On July 30, 2024, U.S. forces struck a drone cell in Jurf as-Sakr, the Kataib Hezbollah (KH) enclave just south of Baghdad. The U.S. Department of Defense confirmed that it had struck the group as they were “attempting to launch” a drone. U.S.-designated terrorist organization KH announced that four of its members were killed in the strike. They were named as “field commander Ahmad Najm Abdal-Zahra (Abu Hassan), along with Hussein Karim Kazem al-Darraji, Haider Hassan Hussein al-Saadi, and Ali Sadiq Omran al-Musawi”.

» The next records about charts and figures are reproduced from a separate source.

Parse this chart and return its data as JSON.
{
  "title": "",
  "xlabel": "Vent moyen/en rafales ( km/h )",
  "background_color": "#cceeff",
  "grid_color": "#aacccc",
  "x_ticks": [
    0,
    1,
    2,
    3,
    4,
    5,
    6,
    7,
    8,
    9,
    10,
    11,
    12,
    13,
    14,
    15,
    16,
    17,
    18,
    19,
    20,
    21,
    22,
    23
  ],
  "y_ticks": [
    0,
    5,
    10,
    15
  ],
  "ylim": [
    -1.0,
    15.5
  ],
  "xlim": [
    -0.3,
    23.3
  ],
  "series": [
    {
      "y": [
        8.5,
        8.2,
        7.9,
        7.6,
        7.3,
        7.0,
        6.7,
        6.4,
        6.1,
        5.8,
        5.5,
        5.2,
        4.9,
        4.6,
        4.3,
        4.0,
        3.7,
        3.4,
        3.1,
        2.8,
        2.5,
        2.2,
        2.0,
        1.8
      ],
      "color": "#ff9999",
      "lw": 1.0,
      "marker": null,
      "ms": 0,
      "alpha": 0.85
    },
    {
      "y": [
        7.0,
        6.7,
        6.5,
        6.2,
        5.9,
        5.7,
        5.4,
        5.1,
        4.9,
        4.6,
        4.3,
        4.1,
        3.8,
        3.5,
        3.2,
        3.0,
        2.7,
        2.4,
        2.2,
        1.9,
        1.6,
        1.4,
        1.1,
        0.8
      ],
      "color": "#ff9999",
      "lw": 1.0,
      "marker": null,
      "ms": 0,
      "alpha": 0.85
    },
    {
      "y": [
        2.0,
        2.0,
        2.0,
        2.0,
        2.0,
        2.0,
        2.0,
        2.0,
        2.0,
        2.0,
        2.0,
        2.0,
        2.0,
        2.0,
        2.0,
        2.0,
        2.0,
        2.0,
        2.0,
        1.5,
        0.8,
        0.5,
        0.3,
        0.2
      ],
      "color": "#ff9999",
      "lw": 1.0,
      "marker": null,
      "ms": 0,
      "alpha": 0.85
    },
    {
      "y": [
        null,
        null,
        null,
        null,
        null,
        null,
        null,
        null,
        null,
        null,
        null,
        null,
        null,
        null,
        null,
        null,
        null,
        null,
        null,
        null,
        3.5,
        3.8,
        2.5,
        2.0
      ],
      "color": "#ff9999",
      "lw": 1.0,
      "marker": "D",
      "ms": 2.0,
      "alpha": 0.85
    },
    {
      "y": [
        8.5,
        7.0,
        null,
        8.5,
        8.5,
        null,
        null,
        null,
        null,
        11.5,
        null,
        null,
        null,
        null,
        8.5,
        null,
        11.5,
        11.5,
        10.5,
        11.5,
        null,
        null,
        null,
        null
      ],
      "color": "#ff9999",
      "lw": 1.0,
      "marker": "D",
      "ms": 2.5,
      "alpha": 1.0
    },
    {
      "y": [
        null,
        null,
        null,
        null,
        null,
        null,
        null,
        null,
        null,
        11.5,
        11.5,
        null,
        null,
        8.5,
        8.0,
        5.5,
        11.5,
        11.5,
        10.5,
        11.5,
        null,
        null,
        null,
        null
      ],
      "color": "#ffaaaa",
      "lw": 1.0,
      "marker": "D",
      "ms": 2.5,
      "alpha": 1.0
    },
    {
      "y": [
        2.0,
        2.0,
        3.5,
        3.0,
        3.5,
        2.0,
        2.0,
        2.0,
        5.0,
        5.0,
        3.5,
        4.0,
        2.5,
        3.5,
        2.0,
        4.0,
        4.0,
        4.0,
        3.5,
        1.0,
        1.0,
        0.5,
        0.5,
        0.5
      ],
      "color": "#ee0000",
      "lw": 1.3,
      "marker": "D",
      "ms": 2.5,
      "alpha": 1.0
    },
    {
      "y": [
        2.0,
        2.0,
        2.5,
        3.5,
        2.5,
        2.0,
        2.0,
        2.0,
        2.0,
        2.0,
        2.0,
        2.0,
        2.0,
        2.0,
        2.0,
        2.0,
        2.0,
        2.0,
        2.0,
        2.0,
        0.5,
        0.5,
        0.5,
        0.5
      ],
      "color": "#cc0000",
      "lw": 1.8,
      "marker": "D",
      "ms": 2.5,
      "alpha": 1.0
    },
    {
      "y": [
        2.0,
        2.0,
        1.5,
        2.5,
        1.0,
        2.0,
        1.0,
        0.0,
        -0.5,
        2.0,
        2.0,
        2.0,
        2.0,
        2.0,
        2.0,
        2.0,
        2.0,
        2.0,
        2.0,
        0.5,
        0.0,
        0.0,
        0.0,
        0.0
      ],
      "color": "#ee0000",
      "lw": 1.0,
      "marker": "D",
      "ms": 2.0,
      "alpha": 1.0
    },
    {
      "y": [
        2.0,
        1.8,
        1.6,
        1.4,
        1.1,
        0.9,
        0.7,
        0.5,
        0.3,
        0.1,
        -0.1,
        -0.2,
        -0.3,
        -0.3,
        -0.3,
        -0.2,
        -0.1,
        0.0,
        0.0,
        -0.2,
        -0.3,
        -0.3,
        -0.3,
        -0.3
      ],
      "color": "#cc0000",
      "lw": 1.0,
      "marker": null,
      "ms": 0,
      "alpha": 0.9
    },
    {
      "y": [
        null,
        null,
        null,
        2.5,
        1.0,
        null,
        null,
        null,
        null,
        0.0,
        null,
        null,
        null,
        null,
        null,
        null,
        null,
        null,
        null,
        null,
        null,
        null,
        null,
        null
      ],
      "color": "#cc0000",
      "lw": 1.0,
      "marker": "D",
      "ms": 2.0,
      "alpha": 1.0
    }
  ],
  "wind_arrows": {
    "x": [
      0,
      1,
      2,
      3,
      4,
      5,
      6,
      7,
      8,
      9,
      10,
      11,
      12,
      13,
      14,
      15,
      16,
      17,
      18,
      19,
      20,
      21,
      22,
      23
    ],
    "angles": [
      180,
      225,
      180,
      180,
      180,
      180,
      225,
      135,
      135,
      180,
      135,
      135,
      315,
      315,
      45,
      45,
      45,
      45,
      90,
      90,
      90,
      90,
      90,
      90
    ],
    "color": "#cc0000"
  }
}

The KH deaths came from the Popular Mobilization Forces (PMF) brigade 47, providing further evidence that a U.S.-designated terrorist movement, KH, does receive payment and legal cover from the Iraqi government via the PMF framework. The dead terrorists were also linked in Iraqi Ministry of Interior statements to the PMF Jazira Operations Command, which Militia Spotlight has previously identified as a KH-controlled special operational area encompassing parts of central and western Iraq within which KH has primacy and can launch drones and rockets at will.
As interesting, the U.S. strike on July 30 also successfully removed a Houthi mid-level commander from the battlefield. Part of the U.S. specially-designated global terrorist entity Ansar Allah (the Houthi movement), the slain terrorist was called Hussein Abdullah Mastour al-Shabal (Abu Jihad) and was reported by Houthi obituaries to be from the Houthi family heartland of the Marran Mountains, in Saada governorate in Yemen. Iraqi factions tried to justify Hussein Abdullah Mastour’s presence on a PMF base as being a participant in “technical intelligence on reconnaissance drones” that were purportedly to be used to secure Shia pilgrimages to Karbala.
In his most recent obituary picture, Hussein Abdullah Mastour has the red beret of a Houthi republican guard officer and the rank insignia of a brigadier general, meaning he is effectively a full colonel (due to near universal rank inflation by one degree in the Houthi military). This marks him out as a senior officer in the Houthi Aerospace Forces (drone and missile), part of the “qualitative forces” mentored directly by the Islamic Revolutionary Guard Corps – Qods Force (IRGC-QF). His death in Iraq points to a tangible, if still token, Houthi role on the ground inside Iraq, possibly the reason for so many joint claims by the Islamic Resistance in Iraq and the Houthi Armed Forces in recent months. This also means that the government of Iraq, through its PMF units and bases, is providing material support to a U.S.-designated terrorist group from Yemen that is presently attacking U.S. military and global civilian shipping.